- Commune of Ain Tarik
- Location of Ain Tarik
- Ain Tarik Location of Ain Tarik within Algeria
- Coordinates: 35°46′N 1°07′E﻿ / ﻿35.767°N 1.117°E
- Country: Algeria
- Province: Relizane
- District: Ain Tarik (seat)

Government
- • PMA Seats: 9

Area
- • Total: 178 km^{2} (69 sq mi)
- Elevation: 250 m (820 ft)

Population (2002)
- • Total: 12,287
- • Density: 69.0/km^{2} (179/sq mi)
- Time zone: UTC+01 (CET)
- Postal code: 48325
- ONS code: 48015

= Aïn Tarik =

Ain Tarik (عين طارق) is a municipality occupying 178 km^{2} located southeast of Relizane Province, Algeria. It is the district seat of Ain Tarik District. In 2002, its population was 12,287.

==History==

French settlers arrived in the 1880s and built several administrative buildings in the area.
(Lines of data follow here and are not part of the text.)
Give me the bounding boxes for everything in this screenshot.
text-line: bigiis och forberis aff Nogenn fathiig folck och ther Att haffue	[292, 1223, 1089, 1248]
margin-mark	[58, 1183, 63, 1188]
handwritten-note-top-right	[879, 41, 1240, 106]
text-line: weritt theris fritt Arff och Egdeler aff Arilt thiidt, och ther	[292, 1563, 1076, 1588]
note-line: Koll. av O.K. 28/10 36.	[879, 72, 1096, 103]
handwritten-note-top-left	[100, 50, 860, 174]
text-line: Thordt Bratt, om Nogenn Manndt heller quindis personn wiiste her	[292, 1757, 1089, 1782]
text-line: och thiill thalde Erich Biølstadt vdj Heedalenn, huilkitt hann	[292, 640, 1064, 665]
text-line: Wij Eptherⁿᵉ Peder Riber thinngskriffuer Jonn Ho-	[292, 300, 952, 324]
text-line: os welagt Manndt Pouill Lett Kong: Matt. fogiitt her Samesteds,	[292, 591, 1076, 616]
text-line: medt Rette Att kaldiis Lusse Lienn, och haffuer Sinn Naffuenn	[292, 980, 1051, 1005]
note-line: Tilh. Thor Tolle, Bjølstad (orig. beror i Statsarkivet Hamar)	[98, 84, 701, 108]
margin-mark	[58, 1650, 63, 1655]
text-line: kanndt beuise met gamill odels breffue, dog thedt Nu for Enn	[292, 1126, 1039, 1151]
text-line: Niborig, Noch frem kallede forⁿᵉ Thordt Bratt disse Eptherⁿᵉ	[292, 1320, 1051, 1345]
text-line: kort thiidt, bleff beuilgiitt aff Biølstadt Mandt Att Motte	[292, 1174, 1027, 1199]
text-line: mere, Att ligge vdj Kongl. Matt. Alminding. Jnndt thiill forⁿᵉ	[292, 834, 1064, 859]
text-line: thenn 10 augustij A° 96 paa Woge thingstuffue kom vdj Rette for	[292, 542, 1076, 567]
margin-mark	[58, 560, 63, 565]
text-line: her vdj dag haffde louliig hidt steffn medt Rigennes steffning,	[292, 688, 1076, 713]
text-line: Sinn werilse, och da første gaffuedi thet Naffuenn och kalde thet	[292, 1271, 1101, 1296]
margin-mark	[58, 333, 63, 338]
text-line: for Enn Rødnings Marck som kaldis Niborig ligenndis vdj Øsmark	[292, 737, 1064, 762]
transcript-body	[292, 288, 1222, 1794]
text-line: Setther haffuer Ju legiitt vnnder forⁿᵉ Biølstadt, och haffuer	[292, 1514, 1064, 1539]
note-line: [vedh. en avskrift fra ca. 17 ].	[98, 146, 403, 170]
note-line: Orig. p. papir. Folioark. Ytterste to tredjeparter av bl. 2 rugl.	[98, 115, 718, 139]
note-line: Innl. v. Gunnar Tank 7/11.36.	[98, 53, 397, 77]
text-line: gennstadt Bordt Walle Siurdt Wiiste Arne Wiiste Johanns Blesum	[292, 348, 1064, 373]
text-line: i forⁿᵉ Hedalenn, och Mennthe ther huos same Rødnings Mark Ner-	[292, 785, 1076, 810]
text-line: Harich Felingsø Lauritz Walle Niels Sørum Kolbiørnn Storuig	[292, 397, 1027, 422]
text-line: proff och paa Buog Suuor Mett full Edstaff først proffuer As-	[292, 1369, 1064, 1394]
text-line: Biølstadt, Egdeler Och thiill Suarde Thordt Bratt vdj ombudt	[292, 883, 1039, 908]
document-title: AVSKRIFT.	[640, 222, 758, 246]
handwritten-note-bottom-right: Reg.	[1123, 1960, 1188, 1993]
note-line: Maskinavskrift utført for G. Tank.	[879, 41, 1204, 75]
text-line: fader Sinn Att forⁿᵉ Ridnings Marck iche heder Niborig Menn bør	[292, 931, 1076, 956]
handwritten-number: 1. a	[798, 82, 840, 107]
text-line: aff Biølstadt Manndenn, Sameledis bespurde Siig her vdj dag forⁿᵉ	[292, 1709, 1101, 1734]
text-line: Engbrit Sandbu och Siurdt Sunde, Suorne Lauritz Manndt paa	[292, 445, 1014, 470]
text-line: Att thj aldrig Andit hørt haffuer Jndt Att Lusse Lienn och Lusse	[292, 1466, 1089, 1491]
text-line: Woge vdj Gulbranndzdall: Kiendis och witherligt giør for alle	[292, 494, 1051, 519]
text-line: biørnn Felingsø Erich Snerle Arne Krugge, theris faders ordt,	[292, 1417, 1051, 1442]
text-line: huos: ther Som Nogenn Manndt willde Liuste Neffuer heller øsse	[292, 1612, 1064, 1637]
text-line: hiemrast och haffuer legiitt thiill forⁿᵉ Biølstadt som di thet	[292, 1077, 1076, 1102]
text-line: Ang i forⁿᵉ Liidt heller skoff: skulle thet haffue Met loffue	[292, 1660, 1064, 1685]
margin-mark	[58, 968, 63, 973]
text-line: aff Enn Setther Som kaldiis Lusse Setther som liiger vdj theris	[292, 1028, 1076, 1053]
They named the village Guillaumet, after Gustave Achille Guillaumet (1840–1887), a French orientalist painter. The location of the village was chosen because of its fertile lands and its strategic location among the three main tribes of the region: Meknessa, Chakkela, and Marioua. As many cities changed names after the independence of Algeria in 1962, the city was named Marioua (مريوة) after a region located 5 km north of the city. In 1968 the name of the city changed to Ain Al-Hammam (عين الحمام) after another location 3 km north of the present one. Since 1972 the municipality has been called Ain Tarik, in memory of the freedom-fighter Mujahid Adbul Arrahman, nicknamed Si Tarik. Ain Tarik can be translated to mean "location of Tarik."

Ain Tarik became a municipality in 1908. It was first under the jurisdiction of Oran Province then Mostaganem Province in 1957. After the reorganization of Algerian territory in 1984, the city became part of Relizane Province. During the Algerian War of Independence from 1954 to 1962, Ain Tarik was under the FLN commandment of Wilya five.

==Geography==

Ain Tarik Municipality is located southeast of Relizane Province, midway between Algiers and Oran. It is located 250 km west of Algiers and 200 km east of Oran. It lies between four major cities, Tiaret 75 km to the south, Relizane 90 km to the northwest, Chlef 64 km to the northeast, and Tissemsilt 72 km to the south. The municipality covers 178 km ^{2} (68.726 sq mi) with an urban area of 34 km^{2} (13.127 sq mi). The city of Ain Tarik lies 250m above sea level.

==Neighborhoods==

The city consists of many neighborhoods: Downtown, Sinistre, Chtaibou, and Douar. The commercial core is concentrated in the downtown area on both sides of the main street which is the N90; however, many shops can be found in surrounding neighborhoods.

==Education==

The education in Ain Tarik is delivered through an elementary school, a secondary school, a high school, and a professional training center. The success rate in the Baccalaureat test in 2007 and 2008 were 59.6% and 70% respectively.

==Sport==

Ain Tarik is home to ARAT soccer team which plays at the municipality stadium. The team participates in the Regional 3 Group A soccer division. Furthermore, many school clubs in various sports participate in regional and national competitions. in 2006, the girls handball team of En-Nasr elementary school won the national competition by beating Bordj Bou Arreridj team 18–9.